PayPal co-founder Peter Thiel says he quietly bankrolled Hulk Hogan’s war against Gawker because he sees the gossip website as a dangerous trend in online journalism.
“It’s less about revenge and more about specific deterrence,” he told the New York Times Wednesday. “I saw Gawker pioneer a unique and incredibly damaging way of getting attention by bullying people even when there was no connection with the public interest.”
Gawker promoted stories that were “very painful and paralyzing for people who were targeted,” he said, adding, “I thought it was worth fighting back.”
Forbes’ Ryan Mac and Matt Drange first reported Tuesday that the billionaire tech giant had secretly financed Hogan’s invasion of privacy lawsuit against the gossip site.
Hogan sued Gawker after it published a surreptitiously recorded sex tape in 2012 featuring the wrestler and his former friend’s now-ex-wife.
Los Angeles-based attorney Charles Harder, who is being funded by the Silicon Valley giant, is representing the former wrestler.
Thiel’s role in the Hogan lawsuit is about much more than money.
In 2007, Gaker outed Thiel in an article titled, “Peter Thiel is totally gay, people.” Gawker has also published stories aimed at his friends and associates.
The site has “ruined people’s lives for no reason,” he told the Times.
Though he was reluctant at first, Thiel said he decided eventually to do something about Gawker.
He waited patiently, funding a small army of lawyers and searching for others who felt victimized by the website.
Biding his time, he waited to build a case big enough to ruin Gawker.
“I can defend myself.
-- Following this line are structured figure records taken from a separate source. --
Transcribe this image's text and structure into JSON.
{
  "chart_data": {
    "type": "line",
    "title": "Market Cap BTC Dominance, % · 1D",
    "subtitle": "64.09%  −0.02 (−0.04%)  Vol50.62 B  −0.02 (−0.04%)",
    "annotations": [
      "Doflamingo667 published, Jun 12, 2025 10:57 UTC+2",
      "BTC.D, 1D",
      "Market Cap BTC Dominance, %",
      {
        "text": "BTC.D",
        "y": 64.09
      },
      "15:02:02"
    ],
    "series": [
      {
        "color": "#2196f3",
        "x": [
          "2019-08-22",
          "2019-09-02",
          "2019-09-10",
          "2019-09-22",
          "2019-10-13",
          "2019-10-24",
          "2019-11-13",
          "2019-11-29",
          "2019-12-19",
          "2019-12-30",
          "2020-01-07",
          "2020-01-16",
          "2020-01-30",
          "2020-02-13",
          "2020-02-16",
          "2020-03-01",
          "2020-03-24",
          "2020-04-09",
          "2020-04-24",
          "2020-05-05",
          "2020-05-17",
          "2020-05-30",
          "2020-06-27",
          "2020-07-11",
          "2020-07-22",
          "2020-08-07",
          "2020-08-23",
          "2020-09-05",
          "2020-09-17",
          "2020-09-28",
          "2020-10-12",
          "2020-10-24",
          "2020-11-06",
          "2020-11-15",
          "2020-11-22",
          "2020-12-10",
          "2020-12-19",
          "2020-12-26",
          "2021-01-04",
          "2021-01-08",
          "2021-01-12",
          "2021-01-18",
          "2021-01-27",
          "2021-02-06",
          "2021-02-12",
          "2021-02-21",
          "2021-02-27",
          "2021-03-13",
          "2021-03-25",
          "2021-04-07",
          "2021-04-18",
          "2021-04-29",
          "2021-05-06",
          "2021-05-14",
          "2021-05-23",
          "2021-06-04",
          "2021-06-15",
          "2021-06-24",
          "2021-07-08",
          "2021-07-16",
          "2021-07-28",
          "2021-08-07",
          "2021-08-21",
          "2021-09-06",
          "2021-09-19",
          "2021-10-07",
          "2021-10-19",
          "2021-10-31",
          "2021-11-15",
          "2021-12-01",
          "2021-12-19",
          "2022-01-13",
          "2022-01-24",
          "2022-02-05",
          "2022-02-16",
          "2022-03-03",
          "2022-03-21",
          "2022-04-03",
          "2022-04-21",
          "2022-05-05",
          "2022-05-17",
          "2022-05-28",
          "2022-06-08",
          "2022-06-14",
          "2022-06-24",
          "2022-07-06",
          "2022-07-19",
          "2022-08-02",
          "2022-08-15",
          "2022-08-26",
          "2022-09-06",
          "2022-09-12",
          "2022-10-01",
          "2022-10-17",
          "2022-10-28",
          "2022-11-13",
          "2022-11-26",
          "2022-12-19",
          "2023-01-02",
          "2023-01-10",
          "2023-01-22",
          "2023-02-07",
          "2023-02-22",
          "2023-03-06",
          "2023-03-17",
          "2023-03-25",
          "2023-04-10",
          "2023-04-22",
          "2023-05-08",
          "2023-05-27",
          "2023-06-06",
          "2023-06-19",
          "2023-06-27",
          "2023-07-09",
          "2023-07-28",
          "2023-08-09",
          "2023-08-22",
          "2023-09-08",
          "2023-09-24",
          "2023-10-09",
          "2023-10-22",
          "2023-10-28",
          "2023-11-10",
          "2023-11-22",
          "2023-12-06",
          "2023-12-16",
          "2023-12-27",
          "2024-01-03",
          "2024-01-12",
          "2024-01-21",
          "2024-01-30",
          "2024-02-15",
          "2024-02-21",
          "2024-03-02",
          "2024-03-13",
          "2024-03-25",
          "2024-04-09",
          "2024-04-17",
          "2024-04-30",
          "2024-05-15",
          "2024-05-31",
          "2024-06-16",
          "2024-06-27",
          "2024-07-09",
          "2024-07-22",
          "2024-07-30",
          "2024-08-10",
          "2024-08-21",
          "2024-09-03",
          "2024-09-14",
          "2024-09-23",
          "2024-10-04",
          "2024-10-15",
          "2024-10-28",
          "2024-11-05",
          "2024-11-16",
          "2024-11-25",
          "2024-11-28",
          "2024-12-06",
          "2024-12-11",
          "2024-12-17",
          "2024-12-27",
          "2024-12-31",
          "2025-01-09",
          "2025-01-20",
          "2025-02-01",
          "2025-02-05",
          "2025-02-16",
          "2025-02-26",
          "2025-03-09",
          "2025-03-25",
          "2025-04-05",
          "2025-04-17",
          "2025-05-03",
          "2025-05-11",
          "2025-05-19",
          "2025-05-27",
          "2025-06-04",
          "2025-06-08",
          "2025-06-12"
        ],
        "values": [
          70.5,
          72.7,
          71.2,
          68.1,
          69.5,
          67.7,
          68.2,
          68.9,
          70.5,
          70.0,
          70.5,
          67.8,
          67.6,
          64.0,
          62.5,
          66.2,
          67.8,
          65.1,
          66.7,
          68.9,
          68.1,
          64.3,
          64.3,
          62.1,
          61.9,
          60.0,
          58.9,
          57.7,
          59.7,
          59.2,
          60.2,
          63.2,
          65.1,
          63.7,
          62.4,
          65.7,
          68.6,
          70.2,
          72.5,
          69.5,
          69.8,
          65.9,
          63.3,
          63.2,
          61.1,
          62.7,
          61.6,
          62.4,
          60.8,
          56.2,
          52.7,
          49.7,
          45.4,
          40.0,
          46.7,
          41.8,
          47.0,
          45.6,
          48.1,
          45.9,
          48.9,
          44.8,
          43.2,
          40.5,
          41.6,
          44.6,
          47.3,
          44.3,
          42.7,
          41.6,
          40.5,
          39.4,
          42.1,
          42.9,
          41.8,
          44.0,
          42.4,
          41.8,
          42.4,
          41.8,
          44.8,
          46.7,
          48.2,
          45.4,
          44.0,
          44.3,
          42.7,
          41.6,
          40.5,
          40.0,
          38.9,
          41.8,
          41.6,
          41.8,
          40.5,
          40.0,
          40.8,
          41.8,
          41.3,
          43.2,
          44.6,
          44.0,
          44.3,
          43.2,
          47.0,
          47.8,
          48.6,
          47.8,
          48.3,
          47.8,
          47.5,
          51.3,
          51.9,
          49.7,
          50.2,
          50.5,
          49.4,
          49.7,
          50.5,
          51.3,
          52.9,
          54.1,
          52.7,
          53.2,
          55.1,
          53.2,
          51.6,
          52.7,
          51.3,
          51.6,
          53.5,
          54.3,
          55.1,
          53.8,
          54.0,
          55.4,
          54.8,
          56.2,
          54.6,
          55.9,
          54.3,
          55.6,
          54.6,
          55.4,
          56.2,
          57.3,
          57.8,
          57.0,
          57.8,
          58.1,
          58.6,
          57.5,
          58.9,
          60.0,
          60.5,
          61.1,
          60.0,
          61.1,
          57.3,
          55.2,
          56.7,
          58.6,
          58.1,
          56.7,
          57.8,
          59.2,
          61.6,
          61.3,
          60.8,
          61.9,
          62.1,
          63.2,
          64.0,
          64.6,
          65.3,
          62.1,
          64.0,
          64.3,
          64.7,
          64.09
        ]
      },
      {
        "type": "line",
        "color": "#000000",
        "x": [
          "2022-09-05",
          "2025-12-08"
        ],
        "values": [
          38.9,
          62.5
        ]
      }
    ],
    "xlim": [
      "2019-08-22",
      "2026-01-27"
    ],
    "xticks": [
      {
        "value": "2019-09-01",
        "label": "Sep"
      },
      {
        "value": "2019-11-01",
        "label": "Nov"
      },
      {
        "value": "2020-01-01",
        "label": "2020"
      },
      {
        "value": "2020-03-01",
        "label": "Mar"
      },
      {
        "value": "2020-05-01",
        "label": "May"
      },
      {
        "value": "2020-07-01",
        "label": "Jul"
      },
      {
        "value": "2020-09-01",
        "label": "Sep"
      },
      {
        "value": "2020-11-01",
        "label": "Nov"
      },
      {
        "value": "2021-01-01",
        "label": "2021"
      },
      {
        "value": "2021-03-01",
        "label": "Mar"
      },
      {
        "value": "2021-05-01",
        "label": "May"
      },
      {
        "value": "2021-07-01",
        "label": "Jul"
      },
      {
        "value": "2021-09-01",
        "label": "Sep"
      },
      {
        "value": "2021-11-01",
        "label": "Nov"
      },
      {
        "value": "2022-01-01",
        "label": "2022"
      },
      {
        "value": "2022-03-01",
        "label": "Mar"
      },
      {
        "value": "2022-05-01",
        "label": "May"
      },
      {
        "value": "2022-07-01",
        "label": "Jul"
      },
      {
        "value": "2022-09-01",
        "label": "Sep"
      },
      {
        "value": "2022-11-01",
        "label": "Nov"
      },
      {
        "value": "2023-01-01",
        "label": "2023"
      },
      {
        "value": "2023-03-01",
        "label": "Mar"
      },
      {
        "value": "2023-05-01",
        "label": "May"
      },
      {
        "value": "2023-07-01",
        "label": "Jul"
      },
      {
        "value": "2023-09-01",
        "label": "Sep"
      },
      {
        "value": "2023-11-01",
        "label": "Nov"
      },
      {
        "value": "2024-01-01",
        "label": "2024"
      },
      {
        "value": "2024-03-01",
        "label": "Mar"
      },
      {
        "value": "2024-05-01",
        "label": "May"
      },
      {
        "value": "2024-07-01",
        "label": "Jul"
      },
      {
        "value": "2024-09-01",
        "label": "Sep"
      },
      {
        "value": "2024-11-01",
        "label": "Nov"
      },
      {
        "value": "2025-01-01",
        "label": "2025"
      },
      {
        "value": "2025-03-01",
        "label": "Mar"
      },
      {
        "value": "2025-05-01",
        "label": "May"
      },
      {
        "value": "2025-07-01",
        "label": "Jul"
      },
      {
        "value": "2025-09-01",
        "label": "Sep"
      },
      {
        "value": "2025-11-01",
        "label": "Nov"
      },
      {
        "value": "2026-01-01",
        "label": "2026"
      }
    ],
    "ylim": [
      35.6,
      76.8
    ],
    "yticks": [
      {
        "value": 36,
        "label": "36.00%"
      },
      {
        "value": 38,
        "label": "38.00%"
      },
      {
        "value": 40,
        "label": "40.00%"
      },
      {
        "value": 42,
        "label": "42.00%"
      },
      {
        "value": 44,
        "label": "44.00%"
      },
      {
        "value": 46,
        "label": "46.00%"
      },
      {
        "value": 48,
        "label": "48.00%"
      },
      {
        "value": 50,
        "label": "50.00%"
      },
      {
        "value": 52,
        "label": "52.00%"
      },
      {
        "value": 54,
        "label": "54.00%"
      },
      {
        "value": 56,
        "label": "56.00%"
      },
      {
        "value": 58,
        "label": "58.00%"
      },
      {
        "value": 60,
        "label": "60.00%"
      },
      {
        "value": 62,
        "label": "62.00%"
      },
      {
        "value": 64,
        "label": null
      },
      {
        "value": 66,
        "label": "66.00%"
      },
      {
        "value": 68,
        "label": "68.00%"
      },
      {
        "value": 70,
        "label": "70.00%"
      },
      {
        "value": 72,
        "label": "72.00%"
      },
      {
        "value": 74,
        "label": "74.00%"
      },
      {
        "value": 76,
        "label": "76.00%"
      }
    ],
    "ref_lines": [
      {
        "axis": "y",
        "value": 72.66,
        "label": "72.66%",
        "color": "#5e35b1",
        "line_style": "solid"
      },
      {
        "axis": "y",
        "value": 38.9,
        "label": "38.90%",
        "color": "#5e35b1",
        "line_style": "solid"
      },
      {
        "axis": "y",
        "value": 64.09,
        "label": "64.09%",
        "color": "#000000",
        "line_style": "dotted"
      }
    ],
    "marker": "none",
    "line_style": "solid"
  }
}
Most of the people they attack are not people in my category,” he told the Times. “They usually attack less prominent, far less wealthy people that simply can’t defend themselves.”
When the Hogan sex-tape case appeared, Thiel set his plan in motion.
Gawker has been scrambling ever since.
A jury awarded Hogan a total of $140 million in March. The first ruling awarded the wrestler $115 million. One week later, the jury awarded him an additional $25.1 million in punitive damages.
The release of the video, which was reportedly recorded by the husband of Hogan’s former paramour, resulted in the wrestler splitting with his wife of 25 years, Linda Hogan.
Gawker is on the hook for $15 million, with its founder, Nick Denton, personally responsible for $10 million of that sum. Former Deadspin editor A.J. Daulerio, whose site originally posted the sex tape, owes Hogan $100,000.
On Wednesday, a judge dismissed Gawker’s motion for a new trial in the Hogan case. The judge also threw out requests for a reduction in the jury’s $140 million ruling.